Fundamentals are stressed. Lawther knows that wins and losses mean nil on these fields. A yellow card? Not here. A red? Forget about it.

“It’s a lot of fun,” Lawther said of working with the younger players. “We make it fun. They learn while they’re having fun. The 4-to-5-year-olds, it’s like babysitting in a way, but they do learn.

“When they come on Monday and leave on Friday, there is a huge difference.”

Since Fridays is the finale of a one-week course, Lawther and his staff make sure they go out with a bang. Some of the camps’ coaches perform different soccer moves, more for a show than for instruction.

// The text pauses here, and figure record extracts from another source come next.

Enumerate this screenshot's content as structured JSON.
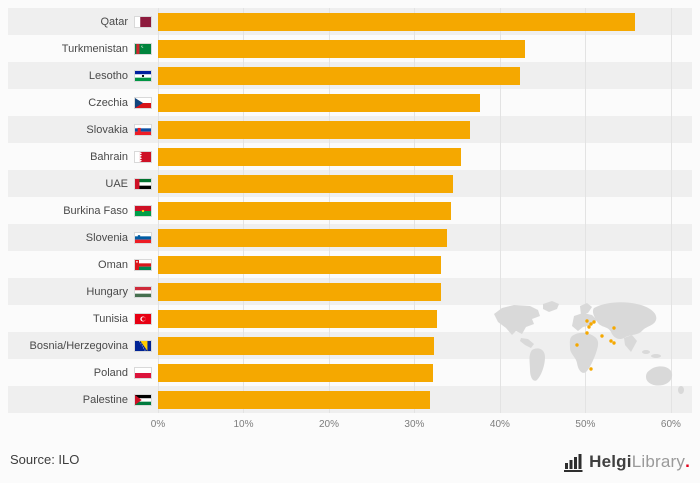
{
  "chart_data": {
    "type": "bar",
    "orientation": "horizontal",
    "title": "",
    "xlabel": "",
    "ylabel": "",
    "xlim": [
      0,
      60
    ],
    "plot_max": 62,
    "grid": true,
    "legend": false,
    "bar_color": "#f5a800",
    "stripe_color": "#efefef",
    "x_ticks": [
      "0%",
      "10%",
      "20%",
      "30%",
      "40%",
      "50%",
      "60%"
    ],
    "x_tick_values": [
      0,
      10,
      20,
      30,
      40,
      50,
      60
    ],
    "categories": [
      "Qatar",
      "Turkmenistan",
      "Lesotho",
      "Czechia",
      "Slovakia",
      "Bahrain",
      "UAE",
      "Burkina Faso",
      "Slovenia",
      "Oman",
      "Hungary",
      "Tunisia",
      "Bosnia/Herzegovina",
      "Poland",
      "Palestine"
    ],
    "values": [
      55.4,
      42.6,
      42.0,
      37.4,
      36.2,
      35.2,
      34.3,
      34.0,
      33.5,
      32.9,
      32.8,
      32.4,
      32.1,
      31.9,
      31.6
    ],
    "flags": [
      {
        "name": "qatar-flag-icon",
        "rects": [
          [
            0,
            0,
            18,
            12,
            "#8d1b3d"
          ],
          [
            0,
            0,
            6,
            12,
            "#ffffff"
          ]
        ],
        "tris": [
          [
            [
              [
                6,
                0
              ],
              [
                8.5,
                1.5
              ],
              [
                6,
                3
              ]
            ],
            "#8d1b3d"
          ],
          [
            [
              [
                6,
                3
              ],
              [
                8.5,
                4.5
              ],
              [
                6,
                6
              ]
            ],
            "#8d1b3d"
          ],
          [
            [
              [
                6,
                6
              ],
              [
                8.5,
                7.5
              ],
              [
                6,
                9
              ]
            ],
            "#8d1b3d"
          ],
          [
            [
              [
                6,
                9
              ],
              [
                8.5,
                10.5
              ],
              [
                6,
                12
              ]
            ],
            "#8d1b3d"
          ]
        ]
      },
      {
        "name": "turkmenistan-flag-icon",
        "rects": [
          [
            0,
            0,
            18,
            12,
            "#00843d"
          ],
          [
            1.5,
            0,
            3.5,
            12,
            "#d22630"
          ]
        ],
        "dots": [
          [
            8.5,
            3,
            1.3,
            "#ffffff"
          ],
          [
            9.3,
            2.6,
            1.3,
            "#00843d"
          ]
        ]
      },
      {
        "name": "lesotho-flag-icon",
        "rects": [
          [
            0,
            0,
            18,
            4,
            "#00209f"
          ],
          [
            0,
            4,
            18,
            4,
            "#ffffff"
          ],
          [
            0,
            8,
            18,
            4,
            "#009543"
          ]
        ],
        "dots": [
          [
            9,
            6,
            1.3,
            "#000000"
          ]
        ]
      },
      {
        "name": "czechia-flag-icon",
        "rects": [
          [
            0,
            0,
            18,
            6,
            "#ffffff"
          ],
          [
            0,
            6,
            18,
            6,
            "#d7141a"
          ]
        ],
        "tris": [
          [
            [
              [
                0,
                0
              ],
              [
                9,
                6
              ],
              [
                0,
                12
              ]
            ],
            "#11457e"
          ]
        ]
      },
      {
        "name": "slovakia-flag-icon",
        "rects": [
          [
            0,
            0,
            18,
            4,
            "#ffffff"
          ],
          [
            0,
            4,
            18,
            4,
            "#0b4ea2"
          ],
          [
            0,
            8,
            18,
            4,
            "#ee1c25"
          ],
          [
            3,
            3.5,
            3.5,
            5,
            "#ee1c25"
          ]
        ]
      },
      {
        "name": "bahrain-flag-icon",
        "rects": [
          [
            0,
            0,
            18,
            12,
            "#ce1126"
          ],
          [
            0,
            0,
            5.5,
            12,
            "#ffffff"
          ]
        ],
        "tris": [
          [
            [
              [
                5.5,
                0
              ],
              [
                8,
                1.5
              ],
              [
                5.5,
                3
              ]
            ],
            "#ffffff"
          ],
          [
            [
              [
                5.5,
                3
              ],
              [
                8,
                4.5
              ],
              [
                5.5,
                6
              ]
            ],
            "#ffffff"
          ],
          [
            [
              [
                5.5,
                6
              ],
              [
                8,
                7.5
              ],
              [
                5.5,
                9
              ]
            ],
            "#ffffff"
          ],
          [
            [
              [
                5.5,
                9
              ],
              [
                8,
                10.5
              ],
              [
                5.5,
                12
              ]
            ],
            "#ffffff"
          ]
        ]
      },
      {
        "name": "uae-flag-icon",
        "rects": [
          [
            0,
            0,
            18,
            4,
            "#00732f"
          ],
          [
            0,
            4,
            18,
            4,
            "#ffffff"
          ],
          [
            0,
            8,
            18,
            4,
            "#000000"
          ],
          [
            0,
            0,
            5,
            12,
            "#ce1126"
          ]
        ]
      },
      {
        "name": "burkina-faso-flag-icon",
        "rects": [
          [
            0,
            0,
            18,
            6,
            "#ce1126"
          ],
          [
            0,
            6,
            18,
            6,
            "#009e49"
          ]
        ],
        "dots": [
          [
            9,
            6,
            1.4,
            "#fcd116"
          ]
        ]
      },
      {
        "name": "slovenia-flag-icon",
        "rects": [
          [
            0,
            0,
            18,
            4,
            "#ffffff"
          ],
          [
            0,
            4,
            18,
            4,
            "#005da4"
          ],
          [
            0,
            8,
            18,
            4,
            "#ed1c24"
          ],
          [
            3.2,
            2.6,
            2.6,
            3.4,
            "#005da4"
          ]
        ]
      },
      {
        "name": "oman-flag-icon",
        "rects": [
          [
            0,
            0,
            18,
            4,
            "#ffffff"
          ],
          [
            0,
            4,
            18,
            4,
            "#db161b"
          ],
          [
            0,
            8,
            18,
            4,
            "#008751"
          ],
          [
            0,
            0,
            4.5,
            12,
            "#db161b"
          ]
        ],
        "dots": [
          [
            2.2,
            2.2,
            1,
            "#ffffff"
          ]
        ]
      },
      {
        "name": "hungary-flag-icon",
        "rects": [
          [
            0,
            0,
            18,
            4,
            "#ce2939"
          ],
          [
            0,
            4,
            18,
            4,
            "#ffffff"
          ],
          [
            0,
            8,
            18,
            4,
            "#477050"
          ]
        ]
      },
      {
        "name": "tunisia-flag-icon",
        "rects": [
          [
            0,
            0,
            18,
            12,
            "#e70013"
          ]
        ],
        "dots": [
          [
            9,
            6,
            3,
            "#ffffff"
          ],
          [
            9.7,
            6,
            2.2,
            "#e70013"
          ]
        ]
      },
      {
        "name": "bosnia-herzegovina-flag-icon",
        "rects": [
          [
            0,
            0,
            18,
            12,
            "#002395"
          ]
        ],
        "tris": [
          [
            [
              [
                6,
                0
              ],
              [
                14,
                0
              ],
              [
                14,
                12
              ]
            ],
            "#fecb00"
          ]
        ],
        "dots": [
          [
            5.2,
            0.9,
            0.55,
            "#ffffff"
          ],
          [
            6.7,
            3.4,
            0.55,
            "#ffffff"
          ],
          [
            8.2,
            5.9,
            0.55,
            "#ffffff"
          ],
          [
            9.7,
            8.4,
            0.55,
            "#ffffff"
          ],
          [
            11.2,
            10.9,
            0.55,
            "#ffffff"
          ]
        ]
      },
      {
        "name": "poland-flag-icon",
        "rects": [
          [
            0,
            0,
            18,
            6,
            "#ffffff"
          ],
          [
            0,
            6,
            18,
            6,
            "#dc143c"
          ]
        ]
      },
      {
        "name": "palestine-flag-icon",
        "rects": [
          [
            0,
            0,
            18,
            4,
            "#000000"
          ],
          [
            0,
            4,
            18,
            4,
            "#ffffff"
          ],
          [
            0,
            8,
            18,
            4,
            "#007a3d"
          ]
        ],
        "tris": [
          [
            [
              [
                0,
                0
              ],
              [
                7.5,
                6
              ],
              [
                0,
                12
              ]
            ],
            "#ce1126"
          ]
        ]
      }
    ]
  },
  "footer": {
    "source": "Source: ILO",
    "brand_bold": "Helgi",
    "brand_light": "Library",
    "brand_dot": "."
  },
  "colors": {
    "accent": "#f5a800",
    "stripe": "#efefef",
    "gridline": "#e3e3e3",
    "brand_red": "#e2001a"
  }
}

On most Friday mornings, the children see Brett Luchesi play with a ball, turning his body in mid-air for a bicycle kick. Jared Maister, a 5-year-old from Newport Beach, watched, hoping that he would someday be able to pull off that move.

“It was great,” Maister said of Luchesi’s kick.

Apparently, Maister’s hopes of performing deft moves could come sooner rather than later. He impressed Lawther during the camp. And, coming from a soccer family, one in which his older brother, Ryan, 11, and sister, Taryn, 13, also play, he’ll definitely remain grounded in the game. His father, Marc, played and coaches Jared’s AYSO team.

Jared said he’s learned how to fake out defenders, shoot, dribble and pass in his first soccer camp.

“I just wanted him to have some fun, learn some skills and be ready for the upcoming soccer season,” said his mother, Mandy, who has heard plenty of compliments about her son’s play. “He’s a pretty good player.”

It’s been a fun summer for Luchesi, too. Actually the past eight have been enjoyable for the Corona del Mar High product, who was a varsity player for four years for the Sea Kings.

This week, he found out that he had coached Taryn when she 5, starting out in the camp. Now, she’s a camp counselor.

“Soccer has been a love of my life,” Luchesi, 24, said. “I just love seeing the kids get better. Just the feeling that they’re enjoying it is great. They’re coming in not knowing that much about soccer. There’s always something new that pops up with soccer, too.”

Lawther surely takes pleasure in that as well.